Regarding your database layout I suggest to change the "schema" (yeah yeah, schema less..) to:
website (collection):
- some keys/values about the particular document
statistics (collection)
- millions of rows where each record is inserted from a pageview (key/value array containing data such as timestamp, ip, browser, etc)
+ DBRef to website
See Database References
Documents in MongoDB are limited to a size of 4MB. Let's say a single page view results in 32 bytes being stored. Then you'll be able to store about 130,000 page views in a single document.

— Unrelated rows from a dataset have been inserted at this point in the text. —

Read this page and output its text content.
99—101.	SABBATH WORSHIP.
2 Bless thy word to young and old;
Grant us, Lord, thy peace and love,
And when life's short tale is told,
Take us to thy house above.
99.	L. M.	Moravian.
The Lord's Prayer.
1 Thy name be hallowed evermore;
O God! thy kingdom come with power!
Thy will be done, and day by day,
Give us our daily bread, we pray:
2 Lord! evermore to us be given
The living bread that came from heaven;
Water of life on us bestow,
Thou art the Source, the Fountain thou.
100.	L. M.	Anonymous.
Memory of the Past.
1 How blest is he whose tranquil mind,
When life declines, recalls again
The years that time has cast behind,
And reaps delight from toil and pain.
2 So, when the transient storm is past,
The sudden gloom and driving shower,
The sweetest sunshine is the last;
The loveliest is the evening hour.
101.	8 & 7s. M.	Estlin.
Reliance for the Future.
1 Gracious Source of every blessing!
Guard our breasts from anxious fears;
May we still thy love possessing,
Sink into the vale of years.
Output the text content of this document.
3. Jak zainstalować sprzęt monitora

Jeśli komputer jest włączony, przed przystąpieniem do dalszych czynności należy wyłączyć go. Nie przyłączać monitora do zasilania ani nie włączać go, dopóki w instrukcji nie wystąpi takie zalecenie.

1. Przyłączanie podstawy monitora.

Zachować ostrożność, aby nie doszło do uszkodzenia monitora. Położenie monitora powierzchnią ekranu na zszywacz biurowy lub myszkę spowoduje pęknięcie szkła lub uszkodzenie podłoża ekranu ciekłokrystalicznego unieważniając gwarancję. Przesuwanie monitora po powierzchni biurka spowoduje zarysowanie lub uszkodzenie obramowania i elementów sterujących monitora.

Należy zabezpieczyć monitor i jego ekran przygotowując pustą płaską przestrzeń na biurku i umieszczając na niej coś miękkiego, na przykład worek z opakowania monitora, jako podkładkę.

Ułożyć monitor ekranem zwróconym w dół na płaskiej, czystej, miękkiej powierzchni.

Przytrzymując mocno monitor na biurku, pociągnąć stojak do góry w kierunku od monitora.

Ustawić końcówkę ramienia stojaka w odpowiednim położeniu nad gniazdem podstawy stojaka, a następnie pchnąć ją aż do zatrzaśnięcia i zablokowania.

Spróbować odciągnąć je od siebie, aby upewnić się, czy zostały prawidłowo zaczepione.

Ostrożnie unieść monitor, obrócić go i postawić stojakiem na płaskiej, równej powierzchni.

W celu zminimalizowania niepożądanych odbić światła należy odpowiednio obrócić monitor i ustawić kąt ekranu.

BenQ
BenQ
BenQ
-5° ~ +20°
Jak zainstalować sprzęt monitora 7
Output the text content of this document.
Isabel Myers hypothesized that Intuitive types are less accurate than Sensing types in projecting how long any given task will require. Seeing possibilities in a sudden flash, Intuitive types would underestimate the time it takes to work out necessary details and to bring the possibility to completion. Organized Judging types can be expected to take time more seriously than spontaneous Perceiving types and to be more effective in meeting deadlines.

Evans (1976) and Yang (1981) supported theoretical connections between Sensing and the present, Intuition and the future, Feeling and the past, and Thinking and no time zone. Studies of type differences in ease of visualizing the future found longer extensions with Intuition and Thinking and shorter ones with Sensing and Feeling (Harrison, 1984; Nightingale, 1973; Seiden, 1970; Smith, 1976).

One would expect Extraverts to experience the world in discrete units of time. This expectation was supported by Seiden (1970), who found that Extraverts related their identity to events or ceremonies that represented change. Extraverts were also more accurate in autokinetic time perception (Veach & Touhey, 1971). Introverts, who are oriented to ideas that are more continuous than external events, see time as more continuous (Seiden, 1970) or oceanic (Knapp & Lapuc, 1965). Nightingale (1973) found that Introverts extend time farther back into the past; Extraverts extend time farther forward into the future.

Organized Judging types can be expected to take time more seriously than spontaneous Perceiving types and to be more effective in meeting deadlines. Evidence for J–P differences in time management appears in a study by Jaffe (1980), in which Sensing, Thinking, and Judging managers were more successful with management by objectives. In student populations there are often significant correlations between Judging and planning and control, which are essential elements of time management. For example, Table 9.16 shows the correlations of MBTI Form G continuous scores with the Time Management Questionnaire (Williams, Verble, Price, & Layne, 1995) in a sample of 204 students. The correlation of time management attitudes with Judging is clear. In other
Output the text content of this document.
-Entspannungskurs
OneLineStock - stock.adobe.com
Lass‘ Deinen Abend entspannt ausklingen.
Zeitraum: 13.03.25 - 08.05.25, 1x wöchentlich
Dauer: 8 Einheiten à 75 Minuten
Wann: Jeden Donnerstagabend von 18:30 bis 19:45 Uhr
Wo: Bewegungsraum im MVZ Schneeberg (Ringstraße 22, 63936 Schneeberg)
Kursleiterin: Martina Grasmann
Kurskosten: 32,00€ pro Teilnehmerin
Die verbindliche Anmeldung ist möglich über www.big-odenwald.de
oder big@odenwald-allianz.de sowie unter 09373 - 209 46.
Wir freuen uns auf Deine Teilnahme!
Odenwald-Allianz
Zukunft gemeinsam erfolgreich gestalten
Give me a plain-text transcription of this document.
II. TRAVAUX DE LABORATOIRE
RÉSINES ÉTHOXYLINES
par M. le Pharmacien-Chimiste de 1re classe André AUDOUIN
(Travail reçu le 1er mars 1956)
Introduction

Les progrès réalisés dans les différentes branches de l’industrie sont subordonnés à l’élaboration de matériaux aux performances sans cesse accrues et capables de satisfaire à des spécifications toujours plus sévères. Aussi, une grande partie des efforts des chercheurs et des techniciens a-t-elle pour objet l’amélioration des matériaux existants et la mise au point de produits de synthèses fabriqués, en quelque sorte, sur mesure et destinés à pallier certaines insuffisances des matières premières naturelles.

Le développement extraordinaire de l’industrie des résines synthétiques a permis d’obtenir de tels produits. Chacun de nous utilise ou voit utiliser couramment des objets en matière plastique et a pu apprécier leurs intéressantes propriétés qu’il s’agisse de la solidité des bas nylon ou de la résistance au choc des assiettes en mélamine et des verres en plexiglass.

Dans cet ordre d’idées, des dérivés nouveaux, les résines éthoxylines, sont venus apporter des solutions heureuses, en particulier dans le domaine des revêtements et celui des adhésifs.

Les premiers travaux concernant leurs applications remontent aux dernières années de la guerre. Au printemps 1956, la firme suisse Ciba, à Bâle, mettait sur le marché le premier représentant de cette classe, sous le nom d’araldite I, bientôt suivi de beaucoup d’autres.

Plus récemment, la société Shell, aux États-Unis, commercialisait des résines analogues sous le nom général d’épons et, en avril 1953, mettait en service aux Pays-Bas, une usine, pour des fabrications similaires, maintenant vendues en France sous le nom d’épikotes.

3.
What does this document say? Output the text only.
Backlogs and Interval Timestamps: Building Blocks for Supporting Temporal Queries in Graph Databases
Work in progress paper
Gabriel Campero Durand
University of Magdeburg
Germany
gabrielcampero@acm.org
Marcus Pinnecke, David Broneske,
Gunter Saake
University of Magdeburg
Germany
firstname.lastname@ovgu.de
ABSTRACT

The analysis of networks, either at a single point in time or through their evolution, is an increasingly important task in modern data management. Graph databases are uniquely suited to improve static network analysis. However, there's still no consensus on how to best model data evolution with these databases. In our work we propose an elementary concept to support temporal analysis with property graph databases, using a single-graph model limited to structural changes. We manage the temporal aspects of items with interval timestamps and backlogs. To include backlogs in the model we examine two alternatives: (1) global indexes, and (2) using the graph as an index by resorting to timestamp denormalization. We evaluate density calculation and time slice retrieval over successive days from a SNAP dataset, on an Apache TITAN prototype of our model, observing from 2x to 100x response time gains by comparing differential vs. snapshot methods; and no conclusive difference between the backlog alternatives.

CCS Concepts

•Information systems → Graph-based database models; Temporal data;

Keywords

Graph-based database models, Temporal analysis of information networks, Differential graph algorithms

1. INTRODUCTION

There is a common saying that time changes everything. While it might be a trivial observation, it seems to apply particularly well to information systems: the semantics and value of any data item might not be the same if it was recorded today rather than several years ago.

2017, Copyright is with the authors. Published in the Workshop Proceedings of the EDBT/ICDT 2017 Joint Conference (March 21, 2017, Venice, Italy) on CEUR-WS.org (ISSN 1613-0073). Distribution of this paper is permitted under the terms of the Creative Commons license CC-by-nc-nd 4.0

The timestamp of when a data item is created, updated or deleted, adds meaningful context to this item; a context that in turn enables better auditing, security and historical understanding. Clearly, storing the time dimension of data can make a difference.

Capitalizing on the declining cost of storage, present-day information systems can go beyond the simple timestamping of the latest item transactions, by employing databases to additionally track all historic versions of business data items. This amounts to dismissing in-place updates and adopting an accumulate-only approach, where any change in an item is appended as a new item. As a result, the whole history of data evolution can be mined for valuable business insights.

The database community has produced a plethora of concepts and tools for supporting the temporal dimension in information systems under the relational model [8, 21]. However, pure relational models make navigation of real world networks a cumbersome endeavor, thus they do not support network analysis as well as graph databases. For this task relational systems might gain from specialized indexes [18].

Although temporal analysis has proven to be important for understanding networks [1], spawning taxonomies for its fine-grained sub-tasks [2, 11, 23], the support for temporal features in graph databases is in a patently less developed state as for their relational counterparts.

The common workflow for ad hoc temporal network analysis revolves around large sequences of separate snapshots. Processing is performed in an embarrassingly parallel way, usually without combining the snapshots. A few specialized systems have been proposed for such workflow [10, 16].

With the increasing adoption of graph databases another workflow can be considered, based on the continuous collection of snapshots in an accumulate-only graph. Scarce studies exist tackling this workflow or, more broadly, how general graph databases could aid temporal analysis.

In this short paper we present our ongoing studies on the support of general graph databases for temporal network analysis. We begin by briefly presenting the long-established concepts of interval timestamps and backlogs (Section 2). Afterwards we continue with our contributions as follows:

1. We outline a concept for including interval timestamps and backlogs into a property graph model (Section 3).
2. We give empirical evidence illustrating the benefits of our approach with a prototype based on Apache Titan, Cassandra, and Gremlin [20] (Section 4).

Basically the amount of page views a page can generate is infinite, and you indicated that you expect millions of them, so I suggest you store the log entries as separate documents. Each log entry should contain the _id of the parent document.
The number of documents in a database is limited to 2GB of total space on 32-bit systems. 64-bit systems don't have this limitation.
The group() function is a map-reduce query under the hood. The documentation recommends you use a map-reduce query instead of group(), because it has some limitations with large datasets and sharded environments.